The Australian Childhood Foundation report, Out of Sight Out of Mind, found that child abuse was of less concern to Australians than the rising cost of petrol and problems with public transport.
It also discovered that despite research showing children rarely lie about being abused, a third of us would not believe a child telling us so, and 20 per cent of us would not know what to do if we did.
And that, according to Mr Deen, is because it's an issue we don't want to think about.
"The report found that half of people can't bear to look at pictures of children who have been abused or neglected," Mr Deen said.
"They can't stand to think about it, so they don't.
"Most people would want to protect an abused child, but they have no idea of the extent of the problem."
Yet, according to the report, over the past five years the number of reports of child abuse and neglect has more than doubled in Australia.
In 2004-05, there were almost 700 new reports of child abuse per day ? that's one every two minutes and more than 252,000 over the year.
Mr Deen says BACA Coffs Harbour fully support the report's recommendation that the Federal Government develop a national child abuse prevention strategy with $50 million for a public education campaign.
"It's not enough, but it's a good start. Because unless a public education campaign brings the issue to the top of people's minds, then abuse will continue and will remain unreported," Mr Deen said.
The co-author of the report and chief executive officer of the Australian Childhood Foundation, Dr Joe Tucci, said $50 million would equate to spending less than $20 per reported case of child abuse.

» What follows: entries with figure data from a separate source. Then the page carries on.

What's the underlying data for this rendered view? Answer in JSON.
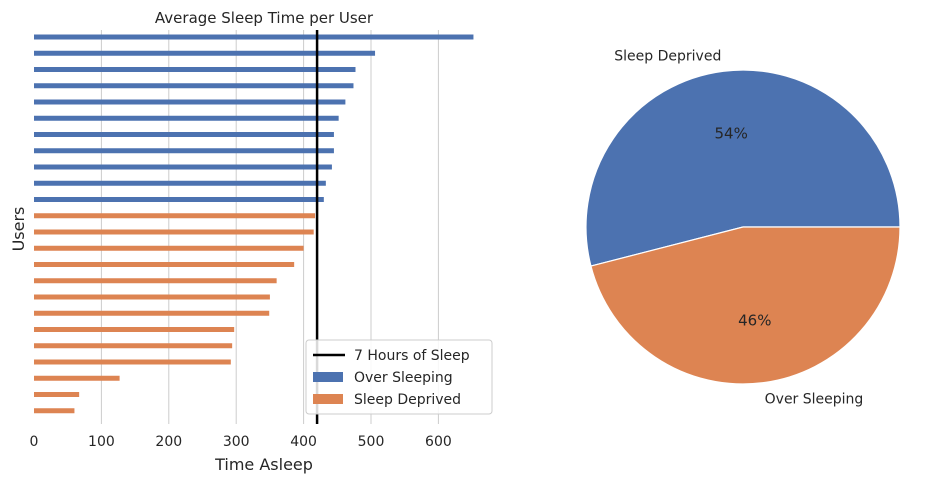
{
  "chart_data": [
    {
      "type": "bar",
      "orientation": "horizontal",
      "title": "Average Sleep Time per User",
      "xlabel": "Time Asleep",
      "ylabel": "Users",
      "xlim": [
        0,
        660
      ],
      "xticks": [
        0,
        100,
        200,
        300,
        400,
        500,
        600
      ],
      "grid": "vertical",
      "legend_position": "bottom-right",
      "reference_line": {
        "label": "7 Hours of Sleep",
        "value": 420,
        "color": "#000000"
      },
      "series": [
        {
          "name": "Over Sleeping",
          "color": "#4c72b0",
          "values": [
            652,
            506,
            477,
            474,
            462,
            452,
            445,
            445,
            442,
            433,
            430
          ]
        },
        {
          "name": "Sleep Deprived",
          "color": "#dd8452",
          "values": [
            417,
            415,
            400,
            386,
            360,
            350,
            349,
            297,
            294,
            292,
            127,
            67,
            60
          ]
        }
      ]
    },
    {
      "type": "pie",
      "slices": [
        {
          "label": "Sleep Deprived",
          "value": 54,
          "pct_label": "54%",
          "color": "#4c72b0"
        },
        {
          "label": "Over Sleeping",
          "value": 46,
          "pct_label": "46%",
          "color": "#dd8452"
        }
      ]
    }
  ]
}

"This is a small investment to make in comparison to the compelling evidence about the enormous financial, social and psychological costs of child abuse for children, families and the community as a whole," Dr Tucci said.
"Unless there is a clear understanding in the community of the nature, extent and impact of child abuse, we are fighting an uphill battle to prevent the trauma, abuse and violence experienced by hundreds of thousands of children around the country."
But the Federal Government has no plans to follow the recommendations, putting the onus on state and territory governments.
"The Australian Government is encouraging consistency between the states and territories on child protection," Families and Community Services Minister Mal Brough said.
"Children's services are run by the states and territories and I am looking forward to working with them on this issue."